The date of this prospectus supplement is December 10, 2021.

 

 

 

 

SELLING SECURITYHOLDERS

 

The following information is being provided to update the table in the “Selling Securityholders” section of the Prospectus to reflect (i) a transfer from Chapter Two Management Trust of 37,500 shares of Class A Common Stock to Best Chapter Management LP, (ii) a transfer from Energy Capital Partners Holdings, LP of (a) 609,451 shares of Class A Common Stock to ECP Energy Transition Opportunities Fund A, LP and (b) 57,216 shares of Class A Common Stock to ECP Energy Transition Opportunities Fund B, LP, and (iii) a transfer from Zeliff Holdings, Inc. of 81,000 shares of Class B common stock, par value $0.0001 per share (the “Class B Common Stock”), of Archaea Energy Inc. (the “Company”) and 81,000 Opco Class A units to GLOW Young Men’s Christian Association, Inc. (dba GLOW YMCA). As a result of these transfers, Chapter Two Management Trust and Energy Capital Partners Holdings, LP are no longer Selling Securityholders. Where the name of a Selling Securityholder identified in the table below also appears in the table in the Prospectus (i.e., Zeliff Holdings, Inc.), the information set forth in the table below regarding that Selling Securityholder supersedes and replaces the information regarding such Selling Securityholder in the Prospectus. Information regarding the Selling Securityholders listed in the table below, including the number of shares of Class A Common Stock beneficially owned by them, is based on information provided by such Selling Securityholders as of the date of this prospectus supplement.

 

Information about the Selling Securityholders, including those listed below, may change over time. Since the effectiveness of the Registration Statement on Form S-1 of which the Prospectus is a part, a number of Selling Securityholders have exercised their warrants and/or sold or otherwise transferred their securities registered thereunder. This prospectus supplement does not provide any updates with respect to any such exercises, sales or transfers, except for those expressly referred to in the immediately preceding paragraph.

 

Name of Selling Securityholder 

Number of Shares of Class A Common Stock Beneficially Owned
Before the Offering

   Number of Shares of Class A Common Stock Being Offered Hereby  

Number of Shares

of Class A Common Stock Beneficially Owned After the Offering

   Percentage of Outstanding Shares of Class A Common Stock Beneficially Owned After the Offering(1) 
Best Chapter Management LP(2)   62,500    62,500         
ECP Energy Transition Opportunities Fund A, LP(3)   609,451    609,451         
ECP Energy Transition Opportunities Fund B, LP (3)   57,216    57,216         
GLOW Young Men’s Christian Association, Inc.(4)(5)   81,000    81,000         
Zeliff Holdings.
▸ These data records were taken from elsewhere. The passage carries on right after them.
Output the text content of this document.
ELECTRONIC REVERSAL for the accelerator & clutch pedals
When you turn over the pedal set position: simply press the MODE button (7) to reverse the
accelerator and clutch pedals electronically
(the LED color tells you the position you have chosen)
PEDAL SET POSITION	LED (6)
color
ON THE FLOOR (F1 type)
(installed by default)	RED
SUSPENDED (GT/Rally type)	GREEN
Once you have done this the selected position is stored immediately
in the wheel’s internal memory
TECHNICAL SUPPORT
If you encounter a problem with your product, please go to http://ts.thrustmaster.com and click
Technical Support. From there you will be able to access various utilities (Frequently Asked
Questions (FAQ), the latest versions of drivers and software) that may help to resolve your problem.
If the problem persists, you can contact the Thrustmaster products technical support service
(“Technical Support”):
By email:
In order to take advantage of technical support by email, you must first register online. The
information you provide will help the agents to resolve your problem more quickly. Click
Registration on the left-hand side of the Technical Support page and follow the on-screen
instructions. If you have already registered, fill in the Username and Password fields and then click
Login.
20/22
Inc.(6)   327,500    327,500         

 

 

*Less than 1%

 

(1)Based on the 53,590,976 shares of Class A Common Stock issued and outstanding as of November 8, 2021.

 

(2)Daniel R. Pickering, as Managing Member of the Selling Securityholder, has voting and investment power over the reported securities.

 

(3)Douglas Kimmelman, Andrew Singer, Peter Labbat, Tyler Reeder and Rahman D’Argenio, as the managing members of ECP ControlCo, LLC, which is the managing member of the general partner of the general partner of the Selling Securityholder, have voting and investment power over the reported securities.

 

(4)The shares (before the offering) consist of 81,000 shares of Class B Common Stock and 81,000 Opco Class A units. The board of directors of the Selling Securityholder, which is composed of more than three members, has ultimate voting and investment power over the reported shares.

 

(5)Pursuant to the limited liability company agreement of Opco, at the request of the holder, each Opco Class A unit may be redeemed for, at Opco’s election, a newly-issued share of Class A Common Stock or a cash payment equal to the Cash Election Amount (which is generally the volume-weighted average closing price of one share of Class A Common Stock for the five consecutive trading days prior to the date on which the holder requested the redemption), and upon redemption of such Opco Class A unit, a share of Class B Common Stock shall be surrendered by the holder and cancelled by the Company.

 

(6)Peter H. Zeliff, as President of the Selling Securityholder, has voting and investment power over the reported securities.